L’idea di azione in Hannah Arendt

Nella riflessione di Hannah Arendt, le idee di lavoro, di opera e di azione trovano distinzioni che è utile considerare nel nostro ragionamento, in particolar modo per quanto riguarda la relazione con la finalità. Fra i tre concetti, solo l’opera sembra connessa in modo solidale al fine: l’opera è il suo compimento e sopravvive all’autore; l’azione, invece,
senza un nome, senza un "chi" che le sia annesso è priva di significato, mentre un’opera d’arte mantiene la sua fisionomia sia che ne conosciamo, sia che non ne conosciamo l’autore
(Arendt 1988, 131).

Il senso, l’attribuzione di senso, è qualità emergente dall’incontro tra un soggetto e l’azione, tra persona e iniziativa, «un’iniziativa da cui nessun essere umano può astenersi senza perdere la sua umanità» (ibidem, 128).
L’azione è qualificante per la persona - solo quando agiamo sappiamo chi siamo (in quel momento) - ed è qualifica umana; con la parola e con l’agire la persona si inserisce nel mondo umano e «questo inserimento non ci viene imposto dalla necessità come il lavoro, e non ci è suggerito dall’utilità, come l’operare» (ivi). L’agire viene proposto dall’autrice in una dimensione non necessitata, né utilitarista; è la libertà del prendere l’iniziativa, dell’iniziare (archein, incominciare, condurre, governare), del mettere in movimento qualcosa; e tale incominciamento è premessa per la comparsa di qualcosa che non c’era, del sorprendente cambiamento e quindi dell’abbandono di altri repertori comportamentali precedenti, già conosciuti e sperimentati: «È nella natura del cominciamento che qualcosa di nuovo possa iniziare senza che possiamo prevederlo in base ad accadimenti precedenti» (ibidem, 129). Nel tempo c’è un inizio che è frutto del caso dell’incontro e ha un esito non predeterminabile, quasi improbabile:
Il nuovo si verifica sempre contro la tendenza prevalente delle leggi statistiche e della loro probabilità, che a tutti gli effetti pratici, quotidiani, corrisponde alla certezza; il nuovo quindi appare sempre alla stregua del miracolo. Il fatto che l’uomo sia capace d’azione significa che da lui ci si può attendere l’inatteso, che è in grado di compiere ciò che è infinitamente improbabile (ibidem, 131).

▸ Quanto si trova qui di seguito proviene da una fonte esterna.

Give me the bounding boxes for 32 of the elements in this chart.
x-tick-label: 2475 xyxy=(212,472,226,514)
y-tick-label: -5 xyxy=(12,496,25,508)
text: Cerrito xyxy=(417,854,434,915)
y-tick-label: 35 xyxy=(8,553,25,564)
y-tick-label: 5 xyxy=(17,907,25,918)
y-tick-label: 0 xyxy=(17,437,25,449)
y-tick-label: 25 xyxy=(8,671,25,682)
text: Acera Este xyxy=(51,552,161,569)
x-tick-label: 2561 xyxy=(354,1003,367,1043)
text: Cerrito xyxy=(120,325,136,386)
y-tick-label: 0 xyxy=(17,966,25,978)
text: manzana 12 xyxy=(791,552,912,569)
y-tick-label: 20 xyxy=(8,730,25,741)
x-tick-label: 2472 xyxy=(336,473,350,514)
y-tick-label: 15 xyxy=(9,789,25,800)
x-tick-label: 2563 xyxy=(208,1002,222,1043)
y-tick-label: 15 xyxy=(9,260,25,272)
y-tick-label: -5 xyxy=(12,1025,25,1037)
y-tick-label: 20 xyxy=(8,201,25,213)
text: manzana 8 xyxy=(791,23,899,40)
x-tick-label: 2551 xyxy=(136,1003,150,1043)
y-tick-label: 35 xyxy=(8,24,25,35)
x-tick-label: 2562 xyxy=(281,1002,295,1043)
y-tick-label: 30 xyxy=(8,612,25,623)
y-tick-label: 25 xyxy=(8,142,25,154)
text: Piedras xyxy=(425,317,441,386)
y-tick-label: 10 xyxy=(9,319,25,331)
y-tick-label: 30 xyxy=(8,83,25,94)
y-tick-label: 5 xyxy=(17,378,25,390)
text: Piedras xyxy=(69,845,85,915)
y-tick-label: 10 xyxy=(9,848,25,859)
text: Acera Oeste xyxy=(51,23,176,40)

La comparsa dell’inatteso, nel bene e nel male, di fronte a situazioni inattese - la rottura di sistemi routinari dovuta ad avvenimenti inediti per la persona a cui fanno seguito azioni nuove - sembra essere la specificità della natura dell’azione. Tale punto di vista sull’agire appare diametralmente opposto all’idea dell’azione guidata dal pensiero razionale, la quale è declinabile, come Ritzer ci suggerisce (Ritzer 1997), secondo efficienza, calcolabilità, prevedibilità e controllo, secondo la cultura moderna del lavoro in quanto essenziale per l’identità sociale, o, per dirla con Giddens, nella modernità radicalizzata (Giddens 1994). Il miraculum, la piccola meraviglia prodotta dall’agire, invece, è in relazione con l’unicità della persona e con la distinzione nella condizione dell’umana pluralità, cioè «del vivere come distinto e unico essere tra uguali» (Arendt 1988, 129).

Perché l’agire sia tale, perché sia rivelazione della persona nella sua unicità, l’azione deve essere accompagnata dal discorso, dal dire, dal pneuma, non come commento, ma come narrazione, come costruzione di storie, fondamento dell’autenticità. Così l’agire non è pensabile come mero fenomeno individuale; personale, ma non individuale,
la rivelazione del discorso e dell’azione emerge quando si è con gli altri. Sebbene nessuno sappia chi egli riveli quando si esprime con gesti o parole, tuttavia deve correre il rischio della rivelazione (ibidem, 131).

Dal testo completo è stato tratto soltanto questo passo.